What does success get used in?

if (success) {
/* create our head tracker */
head_tracker.instantiate();
head_tracker->set_tracker_type(XRServer::TRACKER_HEAD);
head_tracker->set_tracker_name("head");
head_tracker->set_tracker_desc("HMD tracker");

XRServer *xr_server = XRServer::get_singleton();
if (xr_server != nullptr) {
xr_server->add_tracker(head_tracker);
}

/* reset some stuff */
for (int i = 0; i < vr::k_unMaxTrackedDeviceCount; i++) {
tracked_devices[i].tracker = Ref<XRPositionalTracker>();
}

device_hands_are_available = false;
left_hand_device = vr::k_unTrackedDeviceIndexInvalid;
right_hand_device = vr::k_unTrackedDeviceIndexInvalid;

// find any already attached devices
for (uint32_t i = vr::k_unTrackedDeviceIndex_Hmd; i < vr::k_unMaxTrackedDeviceCount; i++) {
if (is_tracked_device_connected(i)) {
attach_device(i);
}
}
}

Setting up a lot of important stuff, it seems! The problem is that absolute_path is set to a valid path in the editor, and invalid in the export. globalize_path and path_join do extremely different things.

info
  • globalize_path takes a res:// or user:// paths and converts it to a real global path
  • path_join is the same as C#, conjoins paths in such a way that you don't need to worry about separator characters per platform

However, we don't care about user input. We don't deal with any signals or user input at all! We commented this out and that resolved the problem immediately.

Wolf

(Meme by RedInjector)

Reception

The new overlay was received warmly by our community, that touted its cross-platform nature and stability. In terms of new features the Godot overlay bolsters:

  • It has an OpenVR backend, an OpenXR backend for Linux and Android, and a desktop backend for fast debugging.
  • Better calibration dot placement/user orientation.
  • Enhanced audio, previously we could only play procedural sounds.
  • Enhcaned video, moving to Godot fixed video playback entirely.
  • Native Linux and Android support, macOS support down the road.

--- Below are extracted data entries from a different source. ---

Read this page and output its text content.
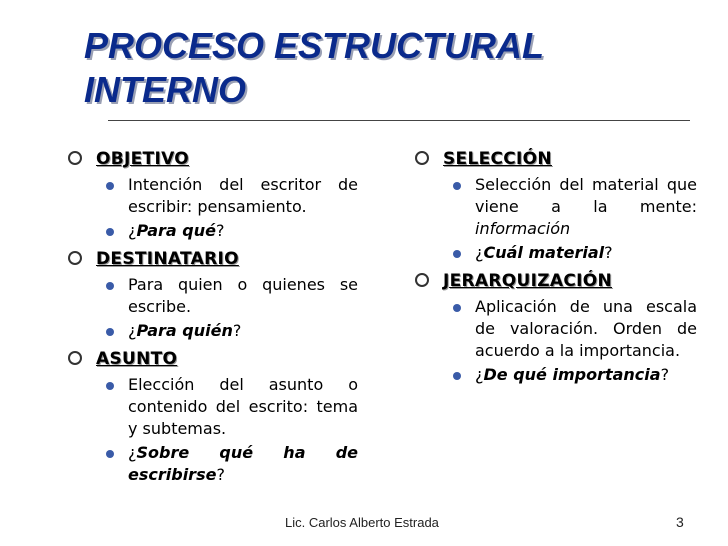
PROCESO ESTRUCTURAL
INTERNO
OBJETIVO
Intención del escritor de escribir: pensamiento.
¿Para qué?
DESTINATARIO
Para quien o quienes se escribe.
¿Para quién?
ASUNTO
Elección del asunto o contenido del escrito: tema y subtemas.
¿Sobre qué ha de escribirse?
SELECCIÓN
Selección del material que viene a la mente: información
¿Cuál material?
JERARQUIZACIÓN
Aplicación de una escala de valoración. Orden de acuerdo a la importancia.
¿De qué importancia?
Lic. Carlos Alberto Estrada	3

Shoutout again to FrozenReflex and RedInjector for their amazing talents, this would not have been possible without you both.

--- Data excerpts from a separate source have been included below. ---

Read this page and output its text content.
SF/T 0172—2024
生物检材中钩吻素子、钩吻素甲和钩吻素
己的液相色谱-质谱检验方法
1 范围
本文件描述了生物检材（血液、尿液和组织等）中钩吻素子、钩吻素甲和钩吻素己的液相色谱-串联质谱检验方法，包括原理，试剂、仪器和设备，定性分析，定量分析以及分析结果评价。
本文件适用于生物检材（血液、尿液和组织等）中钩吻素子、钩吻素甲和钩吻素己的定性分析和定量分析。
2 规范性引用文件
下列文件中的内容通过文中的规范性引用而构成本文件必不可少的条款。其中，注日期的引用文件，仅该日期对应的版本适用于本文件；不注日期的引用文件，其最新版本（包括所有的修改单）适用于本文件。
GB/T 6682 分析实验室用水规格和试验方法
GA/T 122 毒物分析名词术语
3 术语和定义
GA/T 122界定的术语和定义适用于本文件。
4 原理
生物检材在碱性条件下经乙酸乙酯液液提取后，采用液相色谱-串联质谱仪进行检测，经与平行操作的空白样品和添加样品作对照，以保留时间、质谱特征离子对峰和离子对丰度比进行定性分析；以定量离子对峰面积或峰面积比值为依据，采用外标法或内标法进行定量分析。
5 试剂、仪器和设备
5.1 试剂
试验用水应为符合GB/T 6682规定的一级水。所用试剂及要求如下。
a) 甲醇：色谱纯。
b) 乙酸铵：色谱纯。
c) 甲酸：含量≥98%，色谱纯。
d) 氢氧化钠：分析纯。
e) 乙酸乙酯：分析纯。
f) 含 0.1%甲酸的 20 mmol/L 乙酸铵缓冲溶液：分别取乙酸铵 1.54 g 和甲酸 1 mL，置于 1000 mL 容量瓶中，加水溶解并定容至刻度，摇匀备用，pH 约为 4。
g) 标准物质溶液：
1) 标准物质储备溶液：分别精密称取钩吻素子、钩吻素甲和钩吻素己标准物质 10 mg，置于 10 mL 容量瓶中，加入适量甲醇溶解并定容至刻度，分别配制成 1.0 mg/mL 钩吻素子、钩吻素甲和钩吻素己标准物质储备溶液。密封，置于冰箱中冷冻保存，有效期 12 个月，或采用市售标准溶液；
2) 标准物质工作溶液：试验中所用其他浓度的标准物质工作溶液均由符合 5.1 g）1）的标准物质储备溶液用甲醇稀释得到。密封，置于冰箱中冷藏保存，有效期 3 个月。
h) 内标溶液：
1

After the initial release, we added a feature that enables users to re-train individual expressions. Suppose you liked the way your eye gaze came out, but not your blink. Previously you would need to train every expression again, now you can just choose one at a time. To my knowledge, no one else has this feature.

Reflections

Prior to this, I had no Godot experience. I come from a background in Unity development, having worked on interactive exhibits for museums. I can now see myself using the Godot engine in a professional context. I get how scenes work, the similarities and differences between Godot and Unity C#, how gdscript works and so much more.